Not of this world!: synodal reflection

Jesus taught that authority in the Church should be different from that exercised by kings, the traditional secular rulers

Your Grace, if I cut off more hair your mitre may no longer fit!

"Your Grace, if I cut off more hair your mitre may no longer fit!" (Illustration  Tom Adcock)

Updated: May 15, 2023 03:11 AM

“You know that the kings of the nations exercise authority over them, and their leaders rule over them. This, however, is not the way it shall be among you”. (Matthew 20,25-26)

“All [the Pharisees] do they do for people to see. They broaden their phylacteries and lengthen their tassels. They love the places of honour at banquets, the chief seats in the synagogues.” (Matthew 23,5-6)

In my travels around the world as Vicar-General of Mill Hill I visited Catholic dioceses on all continents. I am still full of admiration for the excellent work done in all of them — through parishes, hospitals, clinics, schools, boarding houses and development projects. But at times I also witnessed truly ancient scenes.

When visiting the house of one archbishop whose name I shall not mention, I got to know ‘the power of the episcopal ring.’ The priest who introduced me to the archbishop whispered to me: “Do kiss his ring! It’s essential!”

True enough. The archbishop held out his right hand for me to kiss his ring. It was of considerable size and sparkled in the tropical sunshine.

Later I accompanied the archbishop to one of his outstations in the diocese. It was quite a long trip and, when we arrived at our destination, the noontime heat was overwhelming. A welcoming party of the local priest, religious sisters and prominent laity had been waiting for our arrival in front of the priest’s house.

The archbishop stepped out of his car. He allowed the priest to kiss his ring. But seeing the crowd anxious to do the same, he hesitated for a moment on what to do. He wiped his forehead and decided it was too hot to go round so many people. So he took the ring from his hand and, before entering the shade of the priest’s house, ordered the ring to be passed round so that all would have a chance to kiss it.
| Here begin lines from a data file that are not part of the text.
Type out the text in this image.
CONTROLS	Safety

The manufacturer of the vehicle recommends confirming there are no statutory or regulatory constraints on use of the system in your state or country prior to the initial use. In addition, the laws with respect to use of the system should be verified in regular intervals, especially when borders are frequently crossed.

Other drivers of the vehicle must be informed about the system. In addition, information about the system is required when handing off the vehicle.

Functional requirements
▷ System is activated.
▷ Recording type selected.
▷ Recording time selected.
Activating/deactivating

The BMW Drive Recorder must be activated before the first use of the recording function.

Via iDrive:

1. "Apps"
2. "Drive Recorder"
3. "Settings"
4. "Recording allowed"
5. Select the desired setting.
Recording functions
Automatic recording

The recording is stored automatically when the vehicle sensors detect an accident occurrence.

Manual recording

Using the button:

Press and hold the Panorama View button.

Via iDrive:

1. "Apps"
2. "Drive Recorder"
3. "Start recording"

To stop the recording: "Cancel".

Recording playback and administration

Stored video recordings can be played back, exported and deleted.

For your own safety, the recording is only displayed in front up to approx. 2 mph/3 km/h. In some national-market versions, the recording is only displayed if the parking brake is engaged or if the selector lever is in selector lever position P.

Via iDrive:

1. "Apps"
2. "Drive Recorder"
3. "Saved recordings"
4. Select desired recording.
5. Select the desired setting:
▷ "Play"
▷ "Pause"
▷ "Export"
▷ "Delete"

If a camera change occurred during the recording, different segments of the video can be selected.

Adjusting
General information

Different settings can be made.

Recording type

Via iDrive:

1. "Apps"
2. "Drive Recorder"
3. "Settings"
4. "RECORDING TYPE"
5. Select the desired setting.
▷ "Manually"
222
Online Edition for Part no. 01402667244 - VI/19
Believe me, it truly happened.

Remnants of feudal power.

Jesus taught that authority in the Church should be different from that exercised by kings, the traditional secular rulers. But has the Church not failed to listen to that injunction?

To begin with, the Church has adopted for its ministers many symbols of secular authority. Just think of the way bishops are presented.

Fully attired in episcopal vestments a bishop displays princely splendour derived from the early Middle Ages.
The bishop sits on a ‘throne.’
He wears a mitre and holds the crozier, a ruler’s staff.
Over his head a ‘coat of arms’ proclaims his right to dignity.
He is addressed with “My Lord”, “Your Grace” or “Your Excellency” — graded titulature borrowed from feudalistic society.
Bishops wear an episcopal ring.

Since the Vatican Council, such a display of secular majesty is now being discouraged and most bishops are more careful displaying them. The fact remains that much in the exercise of papal and episcopal power derives from secular sources.

How did Jesus display himself?

He did not wear the linen ephod, the special apron worn by the high priest in Jerusalem, not even the me’il, the robe worn by ordinary Jewish priests. Nor did he indulge in any ‘purple’ dress, the colour reserved for high-ranking officials in the Roman world. He continued to use the tunic and mantle he had always worn when working as the ‘carpenter,’ the handyman, in Nazareth.

Interpreting some instructions of the law — the Tora — literally, pious Jews in Jesus’ days strapped small leather boxes with scripture texts to their left arm or forehead. They were known as phylacteries. They would also attach some dangling bits of blue thread, tassels, to the four corners of a man’s garment. We don’t know if Jesus wore them, but he chides the Pharisees for enlarging them so that people would admire their piety.


Since Vatican II much has improved in the Church. No longer is the pope’s palanquin surrounded by imperial ostrich feathers as was done in the past. No longer do Cardinals drag a ten-meter red trail along the floor of the cathedral, as I still saw in pre-conciliar days. Much ostentation has been turned down. But does the underlying feeling still remain: “I’m different from you. I inhabit a higher sphere than you do …”?

Published by arrangement with the Wijngaards Institute for Catholic Research

*The views expressed in this article are those of the author and do not necessarily reflect the official editorial position of UCA News.